Given, $$\triangle$$ ABC and $$\triangle$$ PQR, AB, BC and median AD of $$\triangle$$ ABC are proportional to sides PQ, QR and median PM of $$\triangle$$ PQR

i.e. AB/PQ = BC/QR = AD/PM

We have to prove: $$\triangle$$ ABC ~ $$\triangle$$ PQR

As we know here,
$${{AB} \over {PQ}} = {{{{1} \over {2}}BC} \over {{{1} \over {2}}QR}} = {{AD} \over {PM}}$$
(D is the midpoint of BC. M is the midpoint of QR)
$$\triangle$$ ABD ~ $$\triangle$$ PQM [SSS similarity criterion]
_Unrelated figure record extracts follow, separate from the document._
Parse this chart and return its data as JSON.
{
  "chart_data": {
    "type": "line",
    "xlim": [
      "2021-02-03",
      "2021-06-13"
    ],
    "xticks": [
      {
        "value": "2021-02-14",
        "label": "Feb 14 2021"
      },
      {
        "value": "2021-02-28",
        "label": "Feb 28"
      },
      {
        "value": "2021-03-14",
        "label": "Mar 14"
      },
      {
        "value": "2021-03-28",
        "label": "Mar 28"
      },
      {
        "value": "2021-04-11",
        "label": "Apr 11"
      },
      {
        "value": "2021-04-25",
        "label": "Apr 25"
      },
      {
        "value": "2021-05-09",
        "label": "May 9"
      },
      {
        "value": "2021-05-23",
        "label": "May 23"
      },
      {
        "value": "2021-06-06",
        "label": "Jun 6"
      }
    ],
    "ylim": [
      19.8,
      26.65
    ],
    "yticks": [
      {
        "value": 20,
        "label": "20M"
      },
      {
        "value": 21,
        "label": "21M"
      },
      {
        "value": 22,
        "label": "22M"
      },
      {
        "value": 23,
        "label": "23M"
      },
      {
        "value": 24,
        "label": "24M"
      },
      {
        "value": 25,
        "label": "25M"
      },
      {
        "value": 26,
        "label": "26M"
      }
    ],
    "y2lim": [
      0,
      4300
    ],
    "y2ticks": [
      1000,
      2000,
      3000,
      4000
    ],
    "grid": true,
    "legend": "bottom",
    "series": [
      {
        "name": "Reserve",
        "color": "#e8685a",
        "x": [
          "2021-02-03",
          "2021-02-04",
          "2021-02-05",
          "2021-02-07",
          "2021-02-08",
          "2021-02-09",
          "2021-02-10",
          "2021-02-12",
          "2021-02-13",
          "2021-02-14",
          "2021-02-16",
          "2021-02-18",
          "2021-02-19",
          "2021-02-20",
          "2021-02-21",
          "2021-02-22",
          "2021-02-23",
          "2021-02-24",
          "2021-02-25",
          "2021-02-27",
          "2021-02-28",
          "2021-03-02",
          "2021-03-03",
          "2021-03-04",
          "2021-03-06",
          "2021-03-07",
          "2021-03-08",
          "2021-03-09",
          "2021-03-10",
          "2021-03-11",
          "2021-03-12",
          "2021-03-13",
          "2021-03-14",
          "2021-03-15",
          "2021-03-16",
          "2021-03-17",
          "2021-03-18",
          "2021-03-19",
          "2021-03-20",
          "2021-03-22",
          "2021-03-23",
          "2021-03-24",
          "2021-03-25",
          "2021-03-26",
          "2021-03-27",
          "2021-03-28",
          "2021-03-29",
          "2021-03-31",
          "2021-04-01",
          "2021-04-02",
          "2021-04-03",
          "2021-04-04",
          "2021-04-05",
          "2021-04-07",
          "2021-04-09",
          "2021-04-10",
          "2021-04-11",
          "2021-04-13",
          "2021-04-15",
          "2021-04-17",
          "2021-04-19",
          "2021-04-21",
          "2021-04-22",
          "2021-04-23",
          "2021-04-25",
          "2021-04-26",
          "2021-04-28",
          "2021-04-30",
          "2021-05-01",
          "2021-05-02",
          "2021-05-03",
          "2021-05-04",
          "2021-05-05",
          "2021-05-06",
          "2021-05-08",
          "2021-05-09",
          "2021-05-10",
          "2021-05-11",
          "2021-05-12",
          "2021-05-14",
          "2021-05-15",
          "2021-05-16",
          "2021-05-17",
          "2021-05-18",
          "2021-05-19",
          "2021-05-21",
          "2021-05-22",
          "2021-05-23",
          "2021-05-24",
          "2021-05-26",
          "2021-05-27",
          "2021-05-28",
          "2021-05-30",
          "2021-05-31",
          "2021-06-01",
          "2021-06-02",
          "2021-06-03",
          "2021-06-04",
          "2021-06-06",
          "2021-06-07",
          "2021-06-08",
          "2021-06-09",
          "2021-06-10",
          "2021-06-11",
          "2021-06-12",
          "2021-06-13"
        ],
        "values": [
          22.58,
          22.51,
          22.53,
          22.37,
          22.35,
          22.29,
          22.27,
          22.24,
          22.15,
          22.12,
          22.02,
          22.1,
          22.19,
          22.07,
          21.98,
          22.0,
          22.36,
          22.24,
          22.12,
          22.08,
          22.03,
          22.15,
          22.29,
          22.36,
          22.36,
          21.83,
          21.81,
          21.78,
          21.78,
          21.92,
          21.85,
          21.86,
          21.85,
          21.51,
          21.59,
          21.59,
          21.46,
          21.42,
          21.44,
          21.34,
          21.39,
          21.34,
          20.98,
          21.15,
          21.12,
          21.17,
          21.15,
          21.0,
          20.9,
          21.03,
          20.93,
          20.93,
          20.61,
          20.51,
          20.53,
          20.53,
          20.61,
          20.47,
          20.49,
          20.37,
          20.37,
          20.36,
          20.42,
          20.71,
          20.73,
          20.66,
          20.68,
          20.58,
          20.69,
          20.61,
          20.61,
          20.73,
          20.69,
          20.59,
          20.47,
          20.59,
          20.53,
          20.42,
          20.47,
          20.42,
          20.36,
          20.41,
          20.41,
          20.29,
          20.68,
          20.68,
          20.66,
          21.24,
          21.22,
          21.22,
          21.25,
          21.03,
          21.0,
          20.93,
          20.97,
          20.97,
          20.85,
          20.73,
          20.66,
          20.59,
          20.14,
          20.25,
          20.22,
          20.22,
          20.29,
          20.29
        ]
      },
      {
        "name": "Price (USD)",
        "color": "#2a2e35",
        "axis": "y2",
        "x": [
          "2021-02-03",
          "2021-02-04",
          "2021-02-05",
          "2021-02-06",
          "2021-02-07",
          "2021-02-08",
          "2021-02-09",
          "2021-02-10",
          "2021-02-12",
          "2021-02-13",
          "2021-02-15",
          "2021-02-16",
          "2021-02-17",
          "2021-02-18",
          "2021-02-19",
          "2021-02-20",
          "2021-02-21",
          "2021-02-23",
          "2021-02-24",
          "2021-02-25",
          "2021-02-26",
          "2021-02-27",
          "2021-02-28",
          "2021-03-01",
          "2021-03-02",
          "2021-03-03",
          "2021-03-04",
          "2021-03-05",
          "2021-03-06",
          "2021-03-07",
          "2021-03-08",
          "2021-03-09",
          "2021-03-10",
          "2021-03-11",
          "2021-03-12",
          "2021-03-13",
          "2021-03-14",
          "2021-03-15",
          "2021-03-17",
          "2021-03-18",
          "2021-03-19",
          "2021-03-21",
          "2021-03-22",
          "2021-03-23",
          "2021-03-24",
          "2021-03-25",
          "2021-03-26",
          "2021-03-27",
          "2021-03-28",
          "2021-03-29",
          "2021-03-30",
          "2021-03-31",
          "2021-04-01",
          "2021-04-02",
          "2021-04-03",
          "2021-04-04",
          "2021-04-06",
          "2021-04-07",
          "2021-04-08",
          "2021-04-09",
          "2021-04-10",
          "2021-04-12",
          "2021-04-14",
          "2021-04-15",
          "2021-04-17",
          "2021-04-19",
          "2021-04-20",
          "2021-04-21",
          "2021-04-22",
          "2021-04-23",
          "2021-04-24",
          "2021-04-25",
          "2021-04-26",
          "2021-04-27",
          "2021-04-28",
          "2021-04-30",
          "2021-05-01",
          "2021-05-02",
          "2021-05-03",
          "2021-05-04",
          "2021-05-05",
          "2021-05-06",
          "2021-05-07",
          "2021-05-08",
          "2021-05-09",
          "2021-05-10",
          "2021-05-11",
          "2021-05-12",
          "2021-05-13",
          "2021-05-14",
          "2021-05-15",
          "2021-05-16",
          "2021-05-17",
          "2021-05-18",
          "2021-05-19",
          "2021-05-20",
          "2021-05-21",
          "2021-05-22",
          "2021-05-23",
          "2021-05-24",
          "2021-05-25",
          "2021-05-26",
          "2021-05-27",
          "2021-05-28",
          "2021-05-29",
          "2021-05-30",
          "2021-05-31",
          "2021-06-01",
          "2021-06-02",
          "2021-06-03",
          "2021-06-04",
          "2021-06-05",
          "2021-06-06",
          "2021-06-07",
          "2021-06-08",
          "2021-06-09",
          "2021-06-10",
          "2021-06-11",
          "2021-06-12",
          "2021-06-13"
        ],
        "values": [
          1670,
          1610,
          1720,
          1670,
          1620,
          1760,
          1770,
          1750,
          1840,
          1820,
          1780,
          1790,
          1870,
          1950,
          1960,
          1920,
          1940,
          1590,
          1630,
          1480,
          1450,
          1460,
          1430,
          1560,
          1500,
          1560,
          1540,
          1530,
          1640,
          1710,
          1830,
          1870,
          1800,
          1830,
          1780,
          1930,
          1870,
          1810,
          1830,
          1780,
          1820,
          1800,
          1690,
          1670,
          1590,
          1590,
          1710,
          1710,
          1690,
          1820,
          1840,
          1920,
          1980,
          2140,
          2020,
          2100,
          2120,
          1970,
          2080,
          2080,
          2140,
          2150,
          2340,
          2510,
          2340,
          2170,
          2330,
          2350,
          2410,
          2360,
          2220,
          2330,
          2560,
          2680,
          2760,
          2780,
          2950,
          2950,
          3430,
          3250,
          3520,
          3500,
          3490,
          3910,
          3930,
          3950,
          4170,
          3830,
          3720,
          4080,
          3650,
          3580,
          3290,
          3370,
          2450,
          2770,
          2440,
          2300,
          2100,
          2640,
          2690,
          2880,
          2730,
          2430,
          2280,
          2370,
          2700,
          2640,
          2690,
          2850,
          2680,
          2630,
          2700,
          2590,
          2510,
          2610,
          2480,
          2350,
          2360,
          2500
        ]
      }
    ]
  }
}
$$\angle$$ ABD = $$\angle$$ PQM
[Corresponding angles of two similar triangles are equal]
$$\angle$$ ABC = $$\angle$$ PQR

In $$\triangle$$ ABC and $$\triangle$$ PQR
AB/PQ = BC/QR ………………………….(i)
$$\angle$$ ABC = $$\angle$$ PQR ……………………………(ii)

From equation (i) and (ii), we get,
$$\triangle$$ ABC ~ $$\triangle$$ PQR [SAS similarity criterion]